Can you please tell me if Spine is fully supported in Corona SDK and what’s the score with Spriter also. Seems like a few forum posts suggest bugs and lack of support in the latter tool.

I’m using Spine in my current project and it works just fine with Corona SDK.

I’m doing really cool animations with just math and transitions. No need for Spline.

Glad to hear Spine is working well with Corona SDK @_memo.
@thomas6 sounds like you’re an expert then if you can do that wizardry. Doesn’t Corona have some nice easing functions anyway?
I am looking at Spine as its better supported on Corona but the Essentials license doesn’t allow Inverse Kinematics whereas Spriter Pro - costing about the same - does, but doesn’t seem that well supported on here yet.

I’m far from an expert, but as with all things you start out with something simple like linking the rotation of an object to a sine wave, like this for example:

arm.rotation = 50 \* math.sin(event.time/200)

If you do this in an enterFrame function, you get a nice swinging motion. Next step is adding a second image in a displayGroup to create something like an upper leg and lower leg, and before you know it you have a run cycle that is superfluid and organic.

When you see the end result it looks complex, but it’s like building with lego!

Corona is really bad for regular animation, other than from setting a to setting b . There are no “keyframes”. In obj C you can set up a trajectory of points which the path needs to cross. In corona you need to set up every single position, which leads up to very big tables, and a pain if you want to make a small adjustment in your path.
Or you need to start using a lot of math, but that doesn’t always work for irregular paths.
 

I always laugh at corona’s ads where they say you need less code then other languages. I did some fairly complex animations in Obj C, which took only a few lines of Code, had interpolation etc. In Corona I didn’t even try cause of the amount of code it would have taken.
You need to set up timers etc, just a lot of access work where in obj C it would just be a few lines.

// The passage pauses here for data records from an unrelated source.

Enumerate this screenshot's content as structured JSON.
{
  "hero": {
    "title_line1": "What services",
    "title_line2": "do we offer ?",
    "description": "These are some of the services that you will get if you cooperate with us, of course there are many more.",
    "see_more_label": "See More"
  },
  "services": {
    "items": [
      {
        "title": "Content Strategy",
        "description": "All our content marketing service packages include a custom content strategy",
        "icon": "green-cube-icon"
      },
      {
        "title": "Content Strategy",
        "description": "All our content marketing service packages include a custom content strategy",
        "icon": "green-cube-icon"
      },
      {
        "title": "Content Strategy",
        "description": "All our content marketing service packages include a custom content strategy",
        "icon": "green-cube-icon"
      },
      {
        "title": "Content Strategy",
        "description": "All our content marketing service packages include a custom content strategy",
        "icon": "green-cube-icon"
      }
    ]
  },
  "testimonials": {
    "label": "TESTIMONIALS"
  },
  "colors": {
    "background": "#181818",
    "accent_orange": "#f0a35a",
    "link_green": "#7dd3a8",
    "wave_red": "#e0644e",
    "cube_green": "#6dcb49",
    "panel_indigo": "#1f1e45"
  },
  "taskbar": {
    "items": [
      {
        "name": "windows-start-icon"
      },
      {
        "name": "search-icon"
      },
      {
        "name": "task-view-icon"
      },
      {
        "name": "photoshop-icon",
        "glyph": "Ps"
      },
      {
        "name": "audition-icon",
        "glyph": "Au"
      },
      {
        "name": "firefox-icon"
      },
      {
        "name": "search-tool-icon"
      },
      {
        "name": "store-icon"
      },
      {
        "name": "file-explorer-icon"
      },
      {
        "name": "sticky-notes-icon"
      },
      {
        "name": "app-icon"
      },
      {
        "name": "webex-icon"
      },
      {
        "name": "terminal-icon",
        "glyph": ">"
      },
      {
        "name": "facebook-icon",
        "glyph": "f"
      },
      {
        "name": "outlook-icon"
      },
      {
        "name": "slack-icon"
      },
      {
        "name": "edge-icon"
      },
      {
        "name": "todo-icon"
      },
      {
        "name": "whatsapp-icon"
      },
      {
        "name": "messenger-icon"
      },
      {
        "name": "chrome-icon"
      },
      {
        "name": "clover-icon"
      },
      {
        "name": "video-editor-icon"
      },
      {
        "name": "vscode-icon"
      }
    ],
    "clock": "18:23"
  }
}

Spine helps in keeping filesize small, compared to spritesheets. You would need a lot of spritesheets for some complex animations, or if you have big characters that fill the screen it would need really big sprite sheets if you have a lot of different sprites in the sheet.

Spine can have one instance of it all. And is a lot more versatile.

Alternatives are spriter, which looks and acts a lot slicker, but doesn’t support Corona out of the box.
 

Thanks for the info @Juf Jannie. I will definitely invest in Spine when i am finalizing my app animations. I was going to purchase Spriter, but sadly their pricing is now on a par with Spine and it’s not as well supported in Corona as Spine, as you have stated. However Spine only offers IK in the expensive Pro £289 version while Spriter does offer it in theirs. 
Oh the hoops us developers have to jump through :stuck_out_tongue:
 

There is some code out there that supports corona for spriter. It is int heir forum somewhere. 
I have idea about the costs. I bought both as a kickstart backer the moment they were announced. I paid 30$ for Spine So I m happy.

If you use spine try the spine helper that is here somewhere in this forum It makes using spine a tad easier if you want to use spritesheets.